4. For validating models, place the folder containing the validation dataset inside ml_ids/validation_data

5. Place your custom model training and validation scripts inside the ml_ids folder

6. If you have your own models, you may place them inside ml_ids/ids_models

7. Place PCAP files inside the pcap folder

8. If you have your own Python modules for the internal and external network generation, you may place them inside network/internal_network and network/external_network respectively

9. Place your custom test case scripts inside the test_cases folder

10. Configure framework using the provided config file: config/config.yml

11. Place an attack_hosts.txt file inside the config folder that contains the total number of hosts in the first line, and the attack host IP addresses for the next succeeding lines

The framework must have been set up and configured accordingly before it can be used.

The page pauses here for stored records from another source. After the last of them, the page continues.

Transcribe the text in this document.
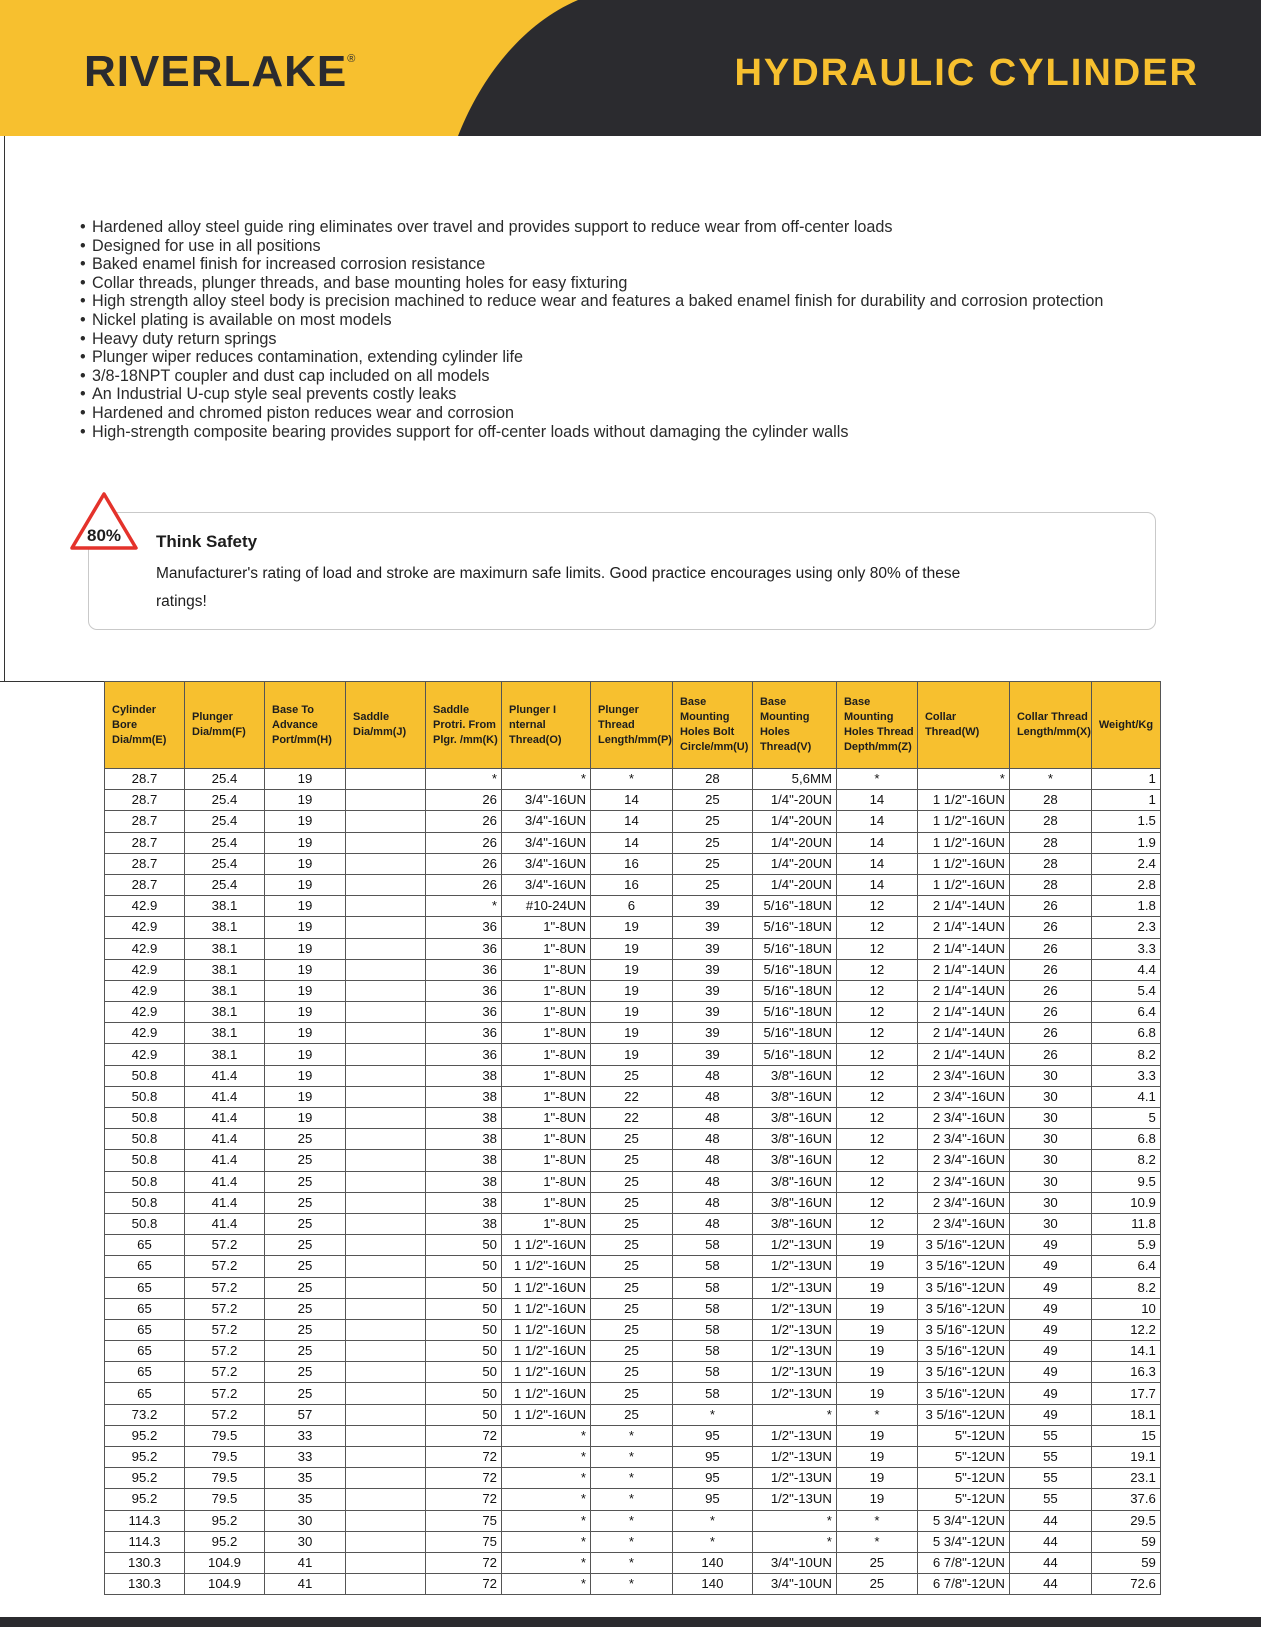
RIVERLAKE®	HYDRAULIC CYLINDER
• Hardened alloy steel guide ring eliminates over travel and provides support to reduce wear from off-center loads
• Designed for use in all positions
• Baked enamel finish for increased corrosion resistance
• Collar threads, plunger threads, and base mounting holes for easy fixturing
• High strength alloy steel body is precision machined to reduce wear and features a baked enamel finish for durability and corrosion protection
• Nickel plating is available on most models
• Heavy duty return springs
• Plunger wiper reduces contamination, extending cylinder life
• 3/8-18NPT coupler and dust cap included on all models
• An Industrial U-cup style seal prevents costly leaks
• Hardened and chromed piston reduces wear and corrosion
• High-strength composite bearing provides support for off-center loads without damaging the cylinder walls
80%	Think Safety
Manufacturer's rating of load and stroke are maximurn safe limits. Good practice encourages using only 80% of these ratings!
Cylinder Bore Dia/mm(E)	Plunger Dia/mm(F)	Base To Advance Port/mm(H)	Saddle Dia/mm(J)	Saddle Protri. From Plgr. /mm(K)	Plunger I nternal Thread(O)	Plunger Thread Length/mm(P)	Base Mounting Holes Bolt Circle/mm(U)	Base Mounting Holes Thread(V)	Base Mounting Holes Thread Depth/mm(Z)	Collar Thread(W)	Collar Thread Length/mm(X)	Weight/Kg
28.7	25.4	19		*	*	*	28	5,6MM	*	*	*	1
28.7	25.4	19		26	3/4"-16UN	14	25	1/4"-20UN	14	1 1/2"-16UN	28	1
28.7	25.4	19		26	3/4"-16UN	14	25	1/4"-20UN	14	1 1/2"-16UN	28	1.5
28.7	25.4	19		26	3/4"-16UN	14	25	1/4"-20UN	14	1 1/2"-16UN	28	1.9
28.7	25.4	19		26	3/4"-16UN	16	25	1/4"-20UN	14	1 1/2"-16UN	28	2.4
28.7	25.4	19		26	3/4"-16UN	16	25	1/4"-20UN	14	1 1/2"-16UN	28	2.8
42.9	38.1	19		*	#10-24UN	6	39	5/16"-18UN	12	2 1/4"-14UN	26	1.8
42.9	38.1	19		36	1"-8UN	19	39	5/16"-18UN	12	2 1/4"-14UN	26	2.3
42.9	38.1	19		36	1"-8UN	19	39	5/16"-18UN	12	2 1/4"-14UN	26	3.3
42.9	38.1	19		36	1"-8UN	19	39	5/16"-18UN	12	2 1/4"-14UN	26	4.4
42.9	38.1	19		36	1"-8UN	19	39	5/16"-18UN	12	2 1/4"-14UN	26	5.4
42.9	38.1	19		36	1"-8UN	19	39	5/16"-18UN	12	2 1/4"-14UN	26	6.4
42.9	38.1	19		36	1"-8UN	19	39	5/16"-18UN	12	2 1/4"-14UN	26	6.8
42.9	38.1	19		36	1"-8UN	19	39	5/16"-18UN	12	2 1/4"-14UN	26	8.2
50.8	41.4	19		38	1"-8UN	25	48	3/8"-16UN	12	2 3/4"-16UN	30	3.3
50.8	41.4	19		38	1"-8UN	22	48	3/8"-16UN	12	2 3/4"-16UN	30	4.1
50.8	41.4	19		38	1"-8UN	22	48	3/8"-16UN	12	2 3/4"-16UN	30	5
50.8	41.4	25		38	1"-8UN	25	48	3/8"-16UN	12	2 3/4"-16UN	30	6.8
50.8	41.4	25		38	1"-8UN	25	48	3/8"-16UN	12	2 3/4"-16UN	30	8.2
50.8	41.4	25		38	1"-8UN	25	48	3/8"-16UN	12	2 3/4"-16UN	30	9.5
50.8	41.4	25		38	1"-8UN	25	48	3/8"-16UN	12	2 3/4"-16UN	30	10.9
50.8	41.4	25		38	1"-8UN	25	48	3/8"-16UN	12	2 3/4"-16UN	30	11.8
65	57.2	25		50	1 1/2"-16UN	25	58	1/2"-13UN	19	3 5/16"-12UN	49	5.9
65	57.2	25		50	1 1/2"-16UN	25	58	1/2"-13UN	19	3 5/16"-12UN	49	6.4
65	57.2	25		50	1 1/2"-16UN	25	58	1/2"-13UN	19	3 5/16"-12UN	49	8.2
65	57.2	25		50	1 1/2"-16UN	25	58	1/2"-13UN	19	3 5/16"-12UN	49	10
65	57.2	25		50	1 1/2"-16UN	25	58	1/2"-13UN	19	3 5/16"-12UN	49	12.2
65	57.2	25		50	1 1/2"-16UN	25	58	1/2"-13UN	19	3 5/16"-12UN	49	14.1
65	57.2	25		50	1 1/2"-16UN	25	58	1/2"-13UN	19	3 5/16"-12UN	49	16.3
65	57.2	25		50	1 1/2"-16UN	25	58	1/2"-13UN	19	3 5/16"-12UN	49	17.7
73.2	57.2	57		50	1 1/2"-16UN	25	*	*	*	3 5/16"-12UN	49	18.1
95.2	79.5	33		72	*	*	95	1/2"-13UN	19	5"-12UN	55	15
95.2	79.5	33		72	*	*	95	1/2"-13UN	19	5"-12UN	55	19.1
95.2	79.5	35		72	*	*	95	1/2"-13UN	19	5"-12UN	55	23.1
95.2	79.5	35		72	*	*	95	1/2"-13UN	19	5"-12UN	55	37.6
114.3	95.2	30		75	*	*	*	*	*	5 3/4"-12UN	44	29.5
114.3	95.2	30		75	*	*	*	*	*	5 3/4"-12UN	44	59
130.3	104.9	41		72	*	*	140	3/4"-10UN	25	6 7/8"-12UN	44	59
130.3	104.9	41		72	*	*	140	3/4"-10UN	25	6 7/8"-12UN	44	72.6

Run this command in the terminal:

python tool.py train

Run this command in the terminal:

python tool.py validate

1. Start POX one terminal.

2. In another terminal, run this command:

   python tool.py createnetwork

The steps are the same with generating the test network, except that several parameters are passed to the createnetwork command.

Run:

python tool.py createnetwork exectest TestCase1 TestCase2  # TestCase3, ...

where the parameters after exectest are the names of the test case classes found in the test_cases folder.

Results of the tests can be found in results/ids_test_results.txt

Making your own test cases is easy. Just create a class that inherits from the TestCase object in test_cases/test_case.py. Simply override the

def _exec_test(self, targets, int_hosts, ext_hosts, int_switches, ext_switches, int_routers, ext_routers)

method and execute your tests there.

See the provided ddos.py test case for reference.

Create a class in either the internal_network or external_network that implements this method:

def create_topo(self, topo, main_switch, mac_ip_list)

The framework then uses this module as the basis of the network topology

Router configuration is done by implementing:

def configure_router(self, routers)

1. The scripts/extract_attack_hosts.py script allows you to generate the attack_scripts.txt file automatically. Just modify it to use your training dataset.

2. The scripts/extract_ip_mac.sh script produces the MAC-IP address pairs, given a PCAP file. Just run the script with the PCAP file as the first parameter.